READ ALSO: Derivation-based model for VAT not against the North – Expert
“These reforms are critical to improving the lives of Nigerians and were not put forward by President Tinubu to undermine any part of the country.
“There is no better time than now for the National Assembly to give due consideration to these bills that will overhaul our tax systems and create the revenue all the tiers of government require to fund the development our country and people urgently need.
“These reforms emerged after an extensive review of existing tax laws. The National Assembly is considering four executive bills designed to transform and modernise Nigeria’s tax landscape.
“First is the Nigeria Tax Bill, which aims to eliminate unintended multiple taxation and make Nigeria’s economy more competitive by simplifying tax obligations for businesses and individuals nationwide.
“Second, the Nigeria Tax Administration Bill (NTAB) proposes new rules governing the administration of all taxes in the country. Its objective is to harmonise tax administrative processes across federal, state and local jurisdictions for ease of compliance for taxpayers in all parts of the country.

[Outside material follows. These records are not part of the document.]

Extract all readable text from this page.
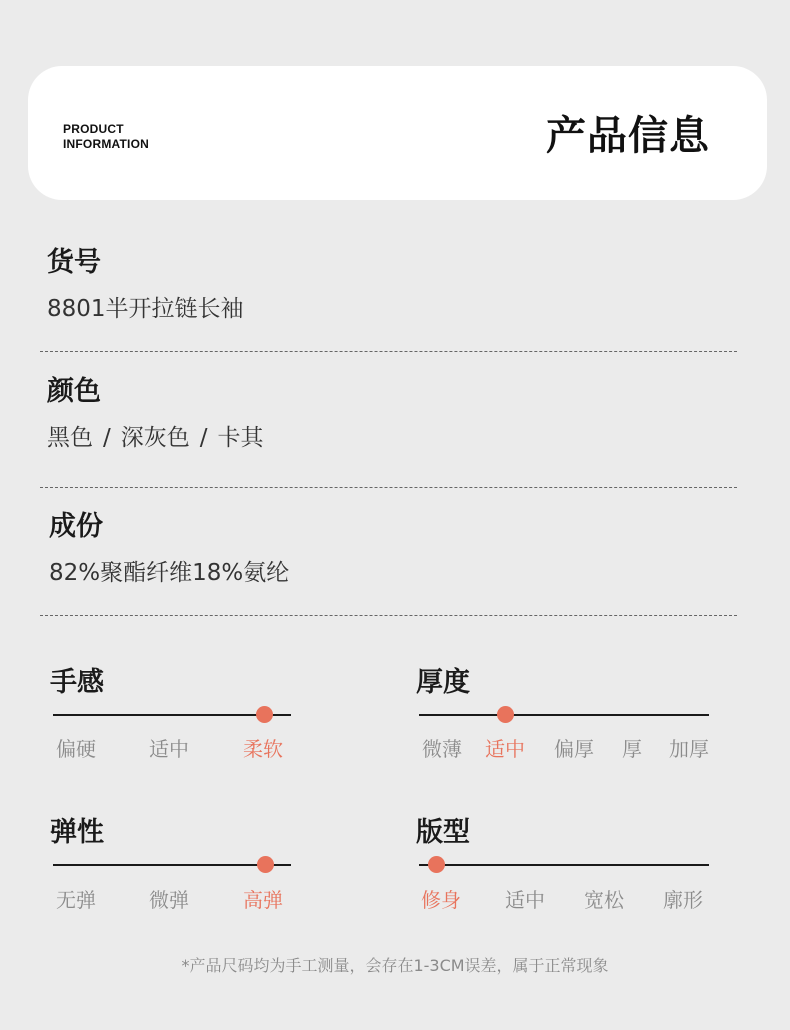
PRODUCT
INFORMATION	产品信息
货号
8801半开拉链长袖
颜色
黑色 / 深灰色 / 卡其
成份
82%聚酯纤维18%氨纶
手感
偏硬	适中	柔软
厚度
微薄 适中 偏厚 厚 加厚
弹性
无弹	微弹	高弹
版型
修身 适中 宽松 廓形
*产品尺码均为手工测量，会存在1-3CM误差，属于正常现象
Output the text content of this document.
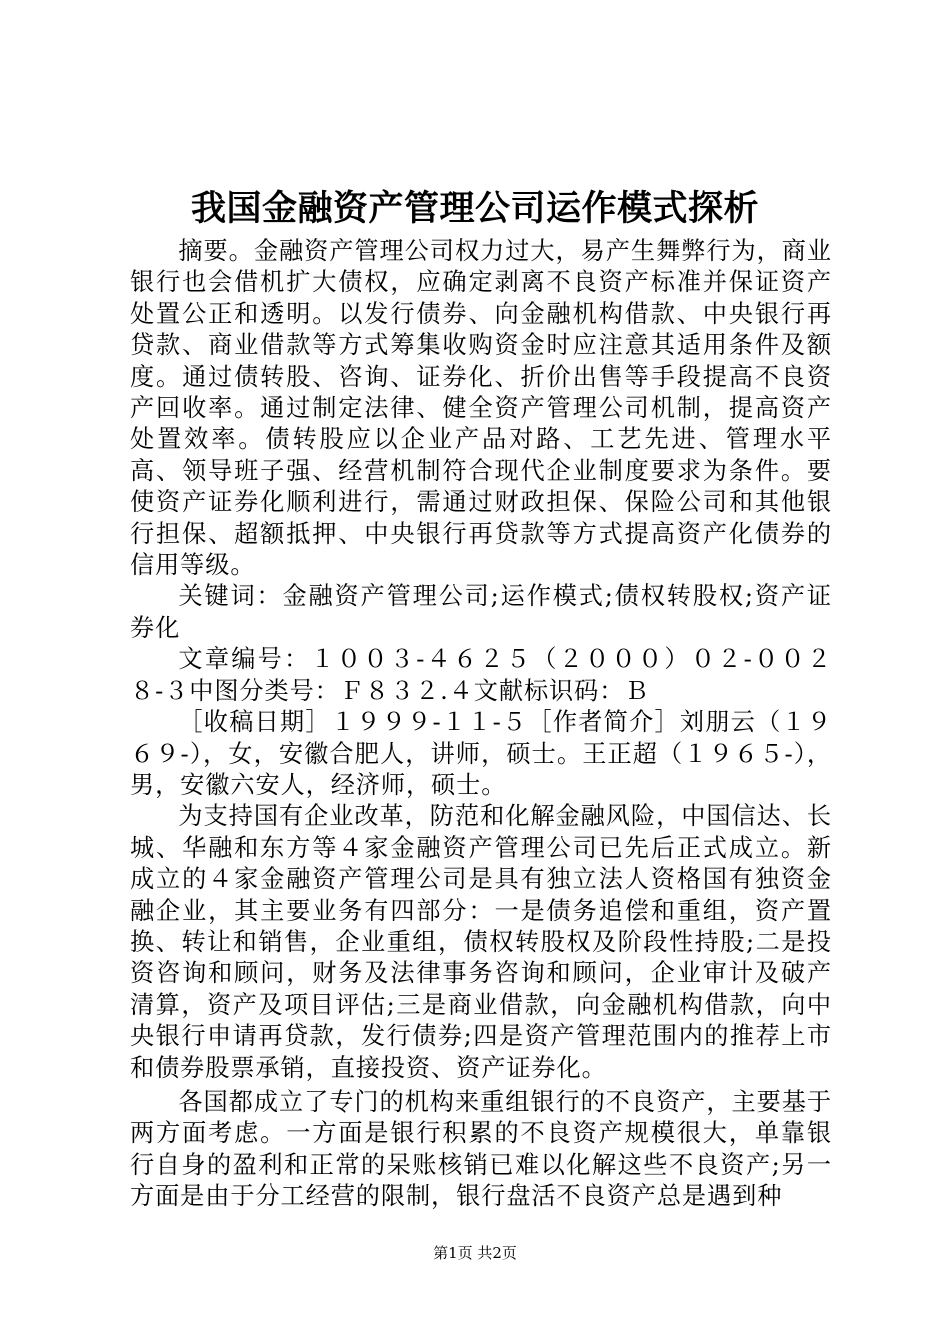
我国金融资产管理公司运作模式探析

摘要。金融资产管理公司权力过大，易产生舞弊行为，商业银行也会借机扩大债权，应确定剥离不良资产标准并保证资产处置公正和透明。以发行债券、向金融机构借款、中央银行再贷款、商业借款等方式筹集收购资金时应注意其适用条件及额度。通过债转股、咨询、证券化、折价出售等手段提高不良资产回收率。通过制定法律、健全资产管理公司机制，提高资产处置效率。债转股应以企业产品对路、工艺先进、管理水平高、领导班子强、经营机制符合现代企业制度要求为条件。要使资产证券化顺利进行，需通过财政担保、保险公司和其他银行担保、超额抵押、中央银行再贷款等方式提高资产化债券的信用等级。

关键词：金融资产管理公司;运作模式;债权转股权;资产证券化

文章编号：１００３-４６２５（２０００）０２-００２８-３中图分类号：Ｆ８３２.４文献标识码：Ｂ

［收稿日期］１９９９-１１-５［作者简介］刘朋云（１９６９-），女，安徽合肥人，讲师，硕士。王正超（１９６５-），男，安徽六安人，经济师，硕士。

为支持国有企业改革，防范和化解金融风险，中国信达、长城、华融和东方等４家金融资产管理公司已先后正式成立。新成立的４家金融资产管理公司是具有独立法人资格国有独资金融企业，其主要业务有四部分：一是债务追偿和重组，资产置换、转让和销售，企业重组，债权转股权及阶段性持股;二是投资咨询和顾问，财务及法律事务咨询和顾问，企业审计及破产清算，资产及项目评估;三是商业借款，向金融机构借款，向中央银行申请再贷款，发行债券;四是资产管理范围内的推荐上市和债券股票承销，直接投资、资产证券化。

各国都成立了专门的机构来重组银行的不良资产，主要基于两方面考虑。一方面是银行积累的不良资产规模很大，单靠银行自身的盈利和正常的呆账核销已难以化解这些不良资产;另一方面是由于分工经营的限制，银行盘活不良资产总是遇到种

第1页 共2页
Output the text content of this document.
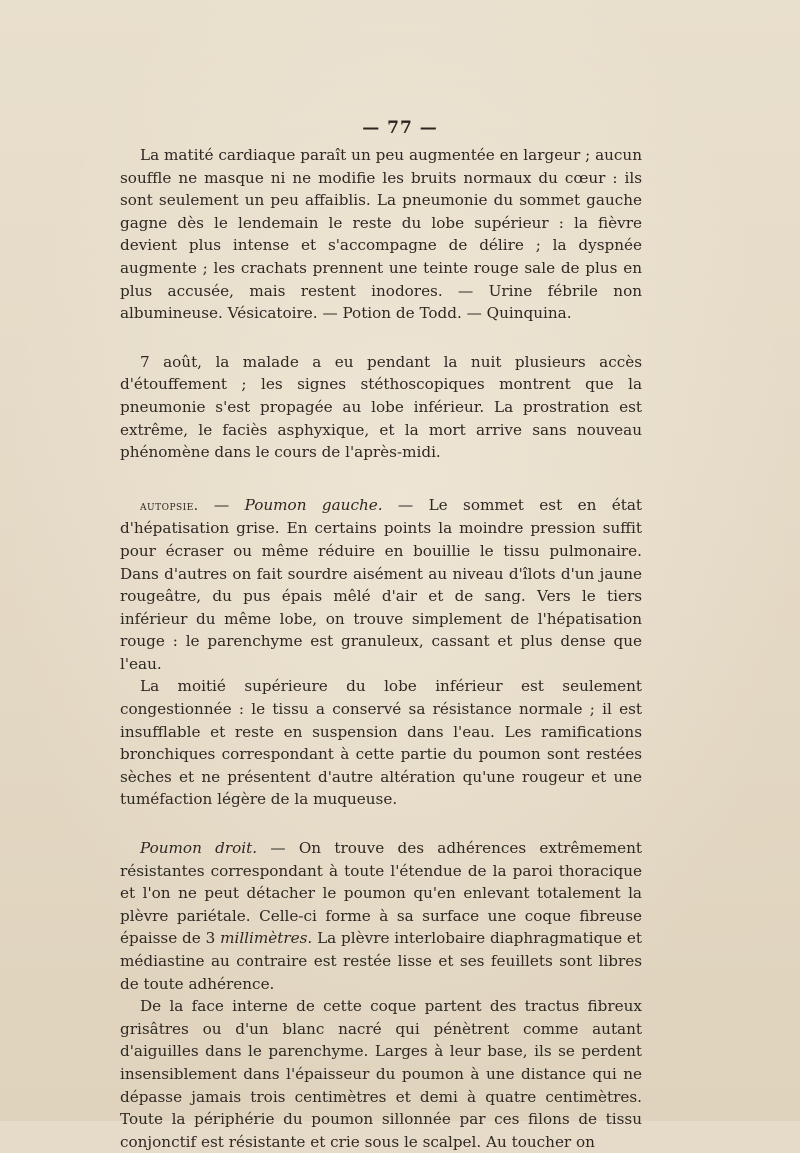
— 77 —

La matité cardiaque paraît un peu augmentée en largeur ; aucun souffle ne masque ni ne modifie les bruits normaux du cœur : ils sont seulement un peu affaiblis. La pneumonie du sommet gauche gagne dès le lendemain le reste du lobe supérieur : la fièvre devient plus intense et s'accompagne de délire ; la dyspnée augmente ; les crachats prennent une teinte rouge sale de plus en plus accusée, mais restent inodores. — Urine fébrile non albumineuse. Vésicatoire. — Potion de Todd. — Quinquina.

7 août, la malade a eu pendant la nuit plusieurs accès d'étouffement ; les signes stéthoscopiques montrent que la pneumonie s'est propagée au lobe inférieur. La prostration est extrême, le faciès asphyxique, et la mort arrive sans nouveau phénomène dans le cours de l'après-midi.

autopsie. — Poumon gauche. — Le sommet est en état d'hépatisation grise. En certains points la moindre pression suffit pour écraser ou même réduire en bouillie le tissu pulmonaire. Dans d'autres on fait sourdre aisément au niveau d'îlots d'un jaune rougeâtre, du pus épais mêlé d'air et de sang. Vers le tiers inférieur du même lobe, on trouve simplement de l'hépatisation rouge : le parenchyme est granuleux, cassant et plus dense que l'eau.

La moitié supérieure du lobe inférieur est seulement congestionnée : le tissu a conservé sa résistance normale ; il est insufflable et reste en suspension dans l'eau. Les ramifications bronchiques correspondant à cette partie du poumon sont restées sèches et ne présentent d'autre altération qu'une rougeur et une tuméfaction légère de la muqueuse.

Poumon droit. — On trouve des adhérences extrêmement résistantes correspondant à toute l'étendue de la paroi thoracique et l'on ne peut détacher le poumon qu'en enlevant totalement la plèvre pariétale. Celle-ci forme à sa surface une coque fibreuse épaisse de 3 millimètres. La plèvre interlobaire diaphragmatique et médiastine au contraire est restée lisse et ses feuillets sont libres de toute adhérence.

De la face interne de cette coque partent des tractus fibreux grisâtres ou d'un blanc nacré qui pénètrent comme autant d'aiguilles dans le parenchyme. Larges à leur base, ils se perdent insensiblement dans l'épaisseur du poumon à une distance qui ne dépasse jamais trois centimètres et demi à quatre centimètres. Toute la périphérie du poumon sillonnée par ces filons de tissu conjonctif est résistante et crie sous le scalpel. Au toucher on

“Third, the Nigeria Revenue Service (Establishment) Bill seeks to rename the Federal Inland Revenue Service (FIRS) as the Nigeria Revenue Service (NRS) to better reflect the mandate of the Service as the revenue agency for the entire federation, not just the Federal Government.

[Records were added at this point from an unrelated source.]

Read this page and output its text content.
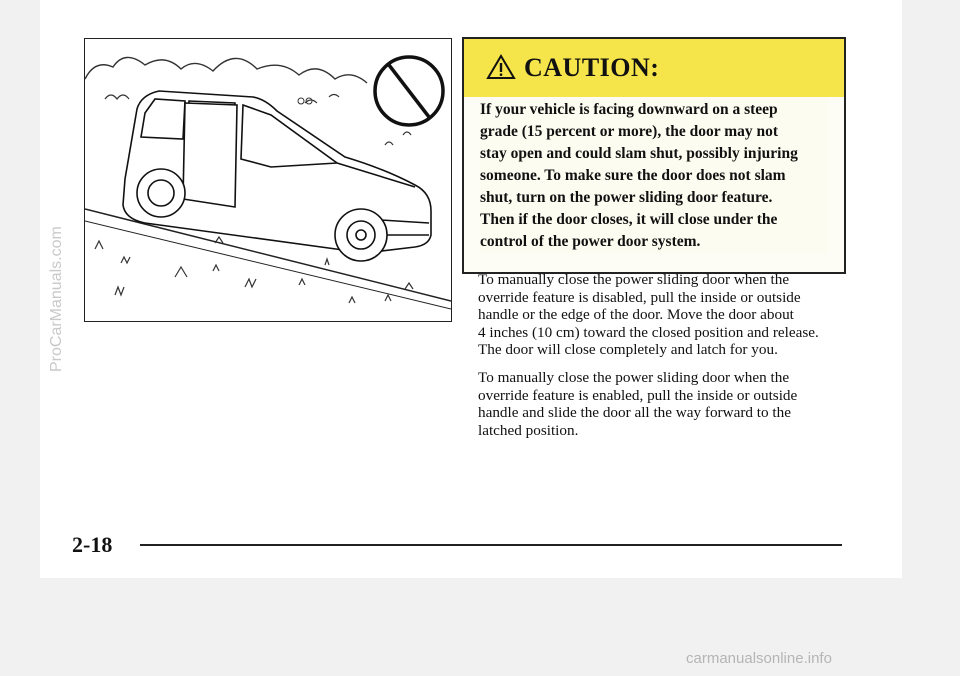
CAUTION:
If your vehicle is facing downward on a steep
grade (15 percent or more), the door may not
stay open and could slam shut, possibly injuring
someone. To make sure the door does not slam
shut, turn on the power sliding door feature.
Then if the door closes, it will close under the
control of the power door system.
To manually close the power sliding door when the
override feature is disabled, pull the inside or outside
handle or the edge of the door. Move the door about
4 inches (10 cm) toward the closed position and release.
The door will close completely and latch for you.
To manually close the power sliding door when the
override feature is enabled, pull the inside or outside
handle and slide the door all the way forward to the
latched position.
2-18
ProCarManuals.com
carmanualsonline.info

“Fourth, the Joint Revenue Board Establishment Bill proposes the creation of a Joint Revenue Board to replace the Joint Tax Board, covering federal and all states’ tax authorities.
“The fourth bill also suggests establishing the Office of Tax Ombudsman under the Joint Revenue Board, which would serve as a complaint resolution body for taxpayers.

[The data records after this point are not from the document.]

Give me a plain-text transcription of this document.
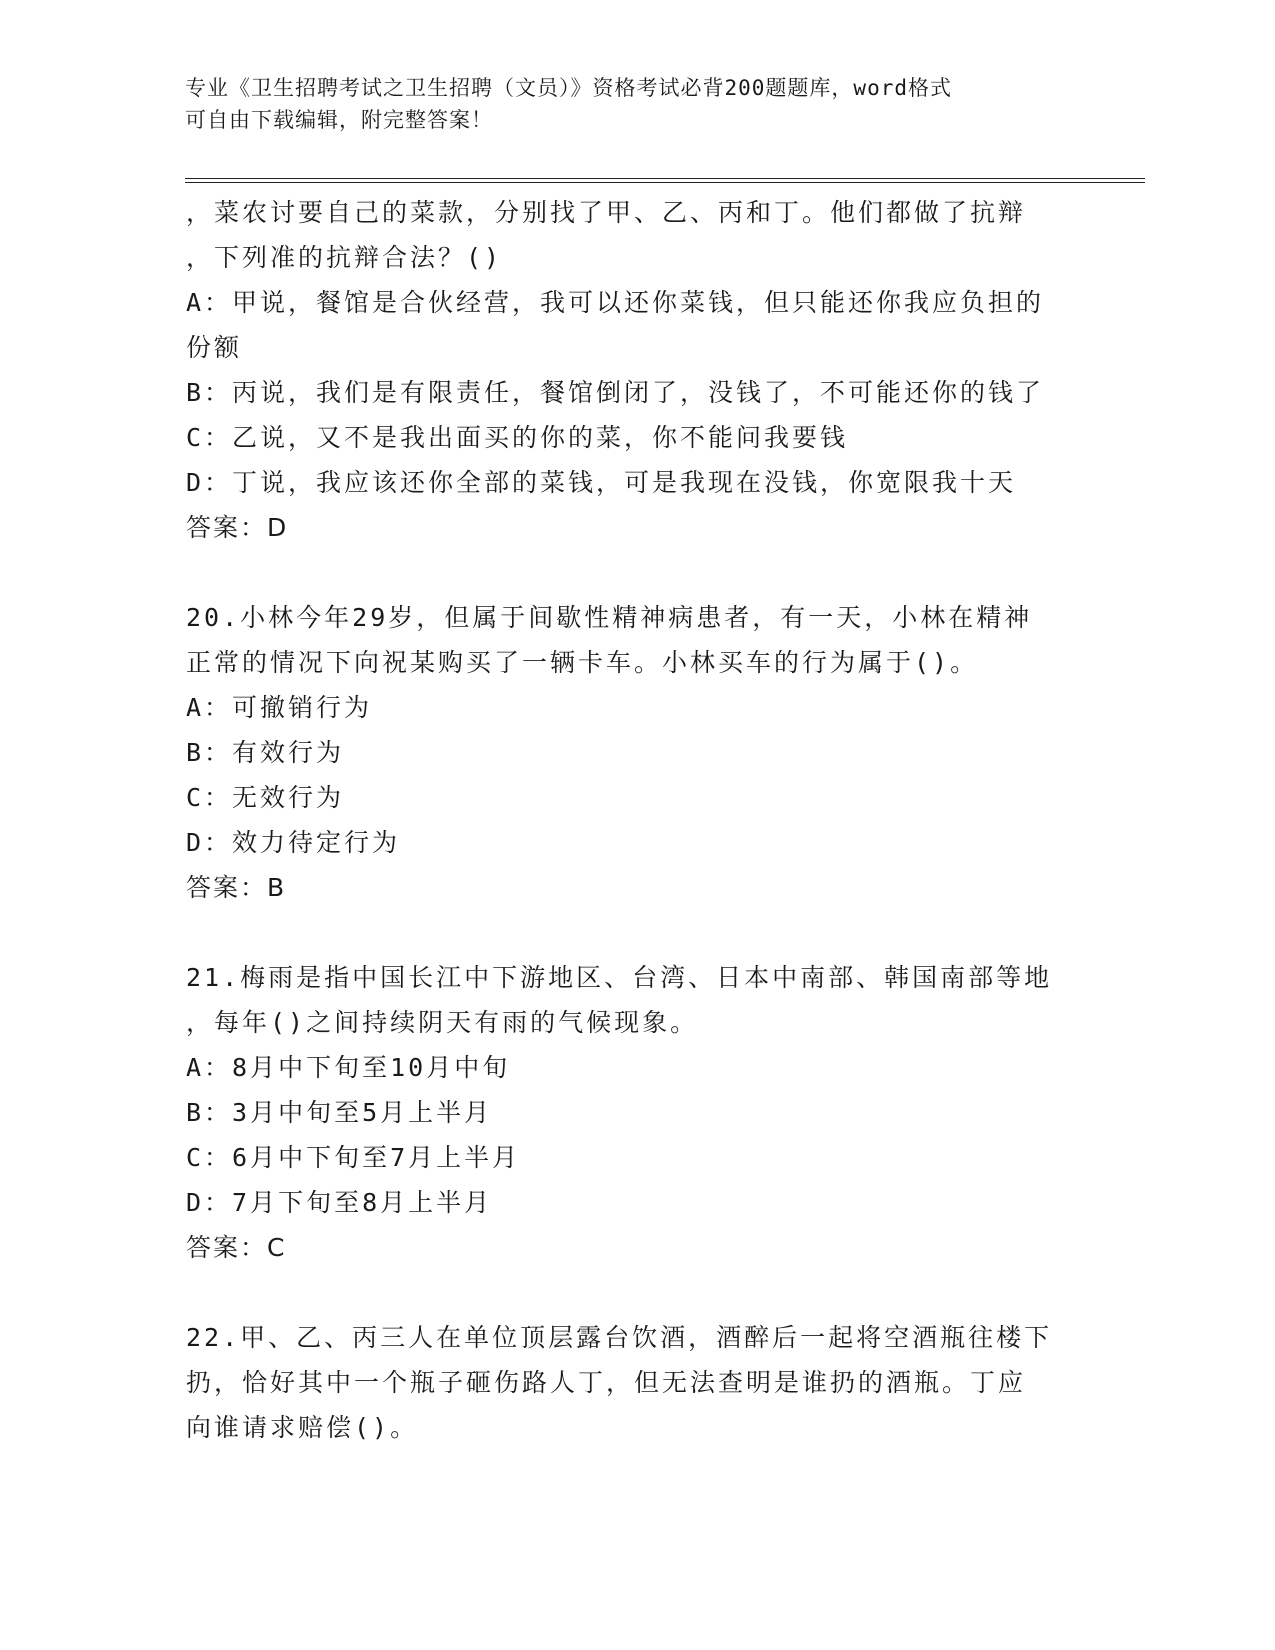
专业《卫生招聘考试之卫生招聘（文员）》资格考试必背200题题库，word格式
可自由下载编辑，附完整答案！
，菜农讨要自己的菜款，分别找了甲、乙、丙和丁。他们都做了抗辩
，下列准的抗辩合法？()
A：甲说，餐馆是合伙经营，我可以还你菜钱，但只能还你我应负担的
份额
B：丙说，我们是有限责任，餐馆倒闭了，没钱了，不可能还你的钱了
C：乙说，又不是我出面买的你的菜，你不能问我要钱
D：丁说，我应该还你全部的菜钱，可是我现在没钱，你宽限我十天
答案：D
20.小林今年29岁，但属于间歇性精神病患者，有一天，小林在精神
正常的情况下向祝某购买了一辆卡车。小林买车的行为属于()。
A：可撤销行为
B：有效行为
C：无效行为
D：效力待定行为
答案：B
21.梅雨是指中国长江中下游地区、台湾、日本中南部、韩国南部等地
，每年()之间持续阴天有雨的气候现象。
A：8月中下旬至10月中旬
B：3月中旬至5月上半月
C：6月中下旬至7月上半月
D：7月下旬至8月上半月
答案：C
22.甲、乙、丙三人在单位顶层露台饮酒，酒醉后一起将空酒瓶往楼下
扔，恰好其中一个瓶子砸伤路人丁，但无法查明是谁扔的酒瓶。丁应
向谁请求赔偿()。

“It is instructive to note that these proposed laws will not increase the number of taxes currently in operation. Instead, they are designed to optimise and simplify existing tax frameworks.
“The tax rates or percentages will remain the same under these reforms, as they focus on ensuring a more equitable distribution of tax obligations without adding to the burden on Nigerians.
“The reforms will not lead to job losses. On the contrary, they are structured to stimulate new avenues for job creation by supporting a dynamic, growth-oriented economy.
“Importantly, these laws will not absorb or eliminate the duties of any existing department, agency, or ministry. Instead, they aim to harmonise revenue collection and administration across the federation to ensure efficiency and cooperation.
“At the moment, tax administration lacks coordination among federal, state, and local tax authorities, often resulting in overlapping responsibilities, confusion, and inefficiency. Without reform, this inefficiency will persist.”